I have a quote taped to my mirror. It’s from a scene in Almost Famous – the young music journalist has just realized how uncool he is and he’s devastated. All of his friends are fake, he’ll never get the girl, he is a chronic, incurable dork. But then the old, crotchety music journalist tells him this:
“The only true currency in this bankrupt world is what we share with someone else when we’re uncool.”
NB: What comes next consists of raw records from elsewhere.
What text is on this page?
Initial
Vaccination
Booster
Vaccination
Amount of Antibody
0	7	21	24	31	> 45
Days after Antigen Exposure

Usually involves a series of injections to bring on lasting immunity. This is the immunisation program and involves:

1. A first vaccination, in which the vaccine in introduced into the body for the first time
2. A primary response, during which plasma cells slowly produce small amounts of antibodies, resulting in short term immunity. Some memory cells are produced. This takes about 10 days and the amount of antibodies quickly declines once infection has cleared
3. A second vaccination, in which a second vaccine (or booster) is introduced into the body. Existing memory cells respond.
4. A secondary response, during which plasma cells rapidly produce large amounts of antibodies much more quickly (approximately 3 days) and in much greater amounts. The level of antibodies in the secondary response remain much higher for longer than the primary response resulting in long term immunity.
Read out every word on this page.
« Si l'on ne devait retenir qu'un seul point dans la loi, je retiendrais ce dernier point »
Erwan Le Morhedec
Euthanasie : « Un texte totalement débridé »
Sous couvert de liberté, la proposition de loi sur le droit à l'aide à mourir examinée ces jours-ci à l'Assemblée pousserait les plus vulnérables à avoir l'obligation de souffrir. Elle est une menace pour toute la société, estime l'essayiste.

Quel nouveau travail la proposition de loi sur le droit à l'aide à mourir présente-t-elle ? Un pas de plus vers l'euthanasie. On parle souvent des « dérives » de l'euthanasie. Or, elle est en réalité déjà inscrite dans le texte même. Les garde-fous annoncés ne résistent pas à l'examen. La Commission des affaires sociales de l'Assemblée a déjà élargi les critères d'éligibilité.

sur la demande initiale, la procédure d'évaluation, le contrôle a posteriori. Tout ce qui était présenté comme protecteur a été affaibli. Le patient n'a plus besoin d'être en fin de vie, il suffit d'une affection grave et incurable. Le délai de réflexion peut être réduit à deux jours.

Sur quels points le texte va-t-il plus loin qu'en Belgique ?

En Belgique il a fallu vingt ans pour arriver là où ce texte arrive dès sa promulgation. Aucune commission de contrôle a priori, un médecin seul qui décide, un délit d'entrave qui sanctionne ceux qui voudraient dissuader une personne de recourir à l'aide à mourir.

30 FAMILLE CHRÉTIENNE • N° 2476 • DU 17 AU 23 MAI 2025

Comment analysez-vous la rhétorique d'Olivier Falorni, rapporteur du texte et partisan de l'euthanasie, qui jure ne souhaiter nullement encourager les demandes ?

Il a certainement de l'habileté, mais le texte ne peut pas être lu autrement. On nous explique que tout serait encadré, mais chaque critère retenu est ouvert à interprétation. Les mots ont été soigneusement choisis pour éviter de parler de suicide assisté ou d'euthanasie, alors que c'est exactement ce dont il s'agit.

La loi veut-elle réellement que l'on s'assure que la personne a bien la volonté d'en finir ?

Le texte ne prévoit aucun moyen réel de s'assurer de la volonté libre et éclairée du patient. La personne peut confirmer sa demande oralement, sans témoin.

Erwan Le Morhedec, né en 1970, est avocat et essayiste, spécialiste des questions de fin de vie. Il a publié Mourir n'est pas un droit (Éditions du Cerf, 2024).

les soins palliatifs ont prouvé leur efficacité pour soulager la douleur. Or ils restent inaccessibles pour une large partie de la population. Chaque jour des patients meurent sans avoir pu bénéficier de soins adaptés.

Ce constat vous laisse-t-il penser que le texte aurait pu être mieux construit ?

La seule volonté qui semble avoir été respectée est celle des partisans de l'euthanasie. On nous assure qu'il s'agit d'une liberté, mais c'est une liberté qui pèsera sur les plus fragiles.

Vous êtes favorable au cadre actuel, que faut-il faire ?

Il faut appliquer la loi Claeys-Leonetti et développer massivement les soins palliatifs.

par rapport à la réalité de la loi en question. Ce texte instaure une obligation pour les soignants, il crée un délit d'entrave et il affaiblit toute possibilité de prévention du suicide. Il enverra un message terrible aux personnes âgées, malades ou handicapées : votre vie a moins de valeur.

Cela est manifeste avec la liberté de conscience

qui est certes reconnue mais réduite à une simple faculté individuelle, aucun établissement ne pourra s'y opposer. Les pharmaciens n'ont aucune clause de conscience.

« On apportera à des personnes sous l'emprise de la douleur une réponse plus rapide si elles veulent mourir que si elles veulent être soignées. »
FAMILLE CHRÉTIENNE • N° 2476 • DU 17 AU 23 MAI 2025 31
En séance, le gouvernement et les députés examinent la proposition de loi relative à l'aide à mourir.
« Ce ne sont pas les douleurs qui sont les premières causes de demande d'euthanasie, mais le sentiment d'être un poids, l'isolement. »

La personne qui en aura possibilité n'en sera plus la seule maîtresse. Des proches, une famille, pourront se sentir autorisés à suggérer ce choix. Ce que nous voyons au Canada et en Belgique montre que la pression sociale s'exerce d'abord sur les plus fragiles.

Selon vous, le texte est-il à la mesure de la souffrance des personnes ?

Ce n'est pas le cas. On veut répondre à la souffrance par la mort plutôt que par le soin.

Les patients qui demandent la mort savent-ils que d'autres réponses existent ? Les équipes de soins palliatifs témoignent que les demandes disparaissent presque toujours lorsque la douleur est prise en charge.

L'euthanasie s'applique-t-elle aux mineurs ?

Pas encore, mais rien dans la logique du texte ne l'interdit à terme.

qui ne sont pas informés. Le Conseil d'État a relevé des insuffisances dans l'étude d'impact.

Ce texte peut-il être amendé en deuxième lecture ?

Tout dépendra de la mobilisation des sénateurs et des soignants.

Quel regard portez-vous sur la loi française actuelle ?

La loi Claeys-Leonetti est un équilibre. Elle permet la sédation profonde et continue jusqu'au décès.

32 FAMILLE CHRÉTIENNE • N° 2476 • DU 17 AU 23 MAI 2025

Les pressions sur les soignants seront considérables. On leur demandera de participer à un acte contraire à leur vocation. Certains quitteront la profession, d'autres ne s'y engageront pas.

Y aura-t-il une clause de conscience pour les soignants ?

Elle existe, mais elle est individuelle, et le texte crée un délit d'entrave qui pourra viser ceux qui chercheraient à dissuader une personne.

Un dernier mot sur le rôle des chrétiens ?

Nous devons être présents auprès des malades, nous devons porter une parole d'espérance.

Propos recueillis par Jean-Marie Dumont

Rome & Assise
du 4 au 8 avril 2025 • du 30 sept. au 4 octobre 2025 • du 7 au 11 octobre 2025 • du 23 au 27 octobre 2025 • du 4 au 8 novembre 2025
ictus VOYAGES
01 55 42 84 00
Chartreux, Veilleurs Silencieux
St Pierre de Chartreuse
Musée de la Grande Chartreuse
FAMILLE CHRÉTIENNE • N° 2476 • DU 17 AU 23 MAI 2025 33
I taped this quote up because I want it to be laced through my daily thoughts. I want to think of it when I’m shopping for overpriced makeup, or out at a bar filled with pretty young things, or browsing all of those “I just happen to constantly look fabulous” photos on Facebook. Sometimes I look around at my fellow young adults and just wonder what they were like at 14 or even 11 years old. I like to imagine that that sexy guy in the skinny jeans had secret nerd hobbies, like Magic Cards or juggling (this, of course, before having “ironic” nerd hobbies was even a thing). Or that that stylish girl with the high-waist shorts and mermaid hair once, not too long ago, wore baggy T-shirts and stayed home Fridays and laughed really hard with her mom in the car. People look so maddeningly good in their twenties that it’s easy to forget we were all hopelessly uncool at one point. It’s also easy to forget how happy we sometimes were despite it. How some of the most euphoric times were just sitting at our best friends’ kitchen counters in sweatpants, watching TV and making nerdy jokes about people for whom we harbored hopeless crushes.
By the time we reach a certain age, many of us have heavily edited ourselves into adulthood. Every weird comment in our heads is scratched out with a big red marker, and in fact we become SO adept at the editing process that we actually have to make a conscious effort to be sincere. Oftentimes, it just doesn’t seem worth it. Why say anything that might threaten our acceptance? Why indulge any hobby, or wear any outfit, or have any opinion that will make life any harder than it already is? It’s a real risk, and one that’s deeply rooted in human psychology. I imagine that, in ancient times, people were attacked (or worse, ignored) for being too quirky. It’s tempting to just put up the shell, to edit, and edit, until we are masters of self-preservation, until we can rest assured knowing nothing that embarrassing will ever slip out of our lips. But there are reasons—big reasons—that make choosing sincerity over conformity always worth the risk.
The first is that the payback of being accepted as we are—for gaining respect for our true opinions, or laughed at for our stupid jokes—is not only impossibly relieving, it’s the only true happiness we’ll ever know. No matter how well liked we are, it essentially means nothing if you yourself don’t feel free. What it really comes down to is the difference between judged and lonely, and at the end of the day, lonely feels a lot worse. But when even one person likes the jokes or music or drawings that we believe in, then we can know human connection. That’s “true currency.” That makes life worth living.
The second is to honor variety and innovation. If we all play it cool by taking the safe route, we’ll create a world of homogenous tastes. And not only does this make us boring–it actually threatens human advancement. For civilization to develop, it’s imperative that there be outliers to skew the average. Behind every great invention is some delightfully freakish person. (Yes, that’s a fact, and no, I will not be providing my sources).
The final, and most important reason is that every time even one person is genuine, it gives others permission to do the same. Just because our words didn’t receive a standing ovation, it doesn’t mean that someone else didn’t quietly thank us for saying them. There is almost certainly at least one person in this world who has, at one point, valued your sincerity more than he let you know. Authenticity has a domino effect, as does cattiness, as does exclusion, as do all other painful side effects of choosing to be insincere.
So if you are a true nerd at heart, if you are happiest when you’re at your most “uncool,” then I ask you this: the next time you think of silencing yourself out of fear of disapproval, or making some banal comment in a timid effort to blend in, consider the quiet person (at the party, or office, or wherever you happen to be) who is secretly praying for someone else to be weird and uncool like him. Be yourself, for his sake. He will thank you, even if you never know. And then someday, someone will thank you, and that’s how you’ll know you’ve contributed to the world collectively feeling better about ourselves. It’s time to come out of the closet and embrace the dork you were born to be.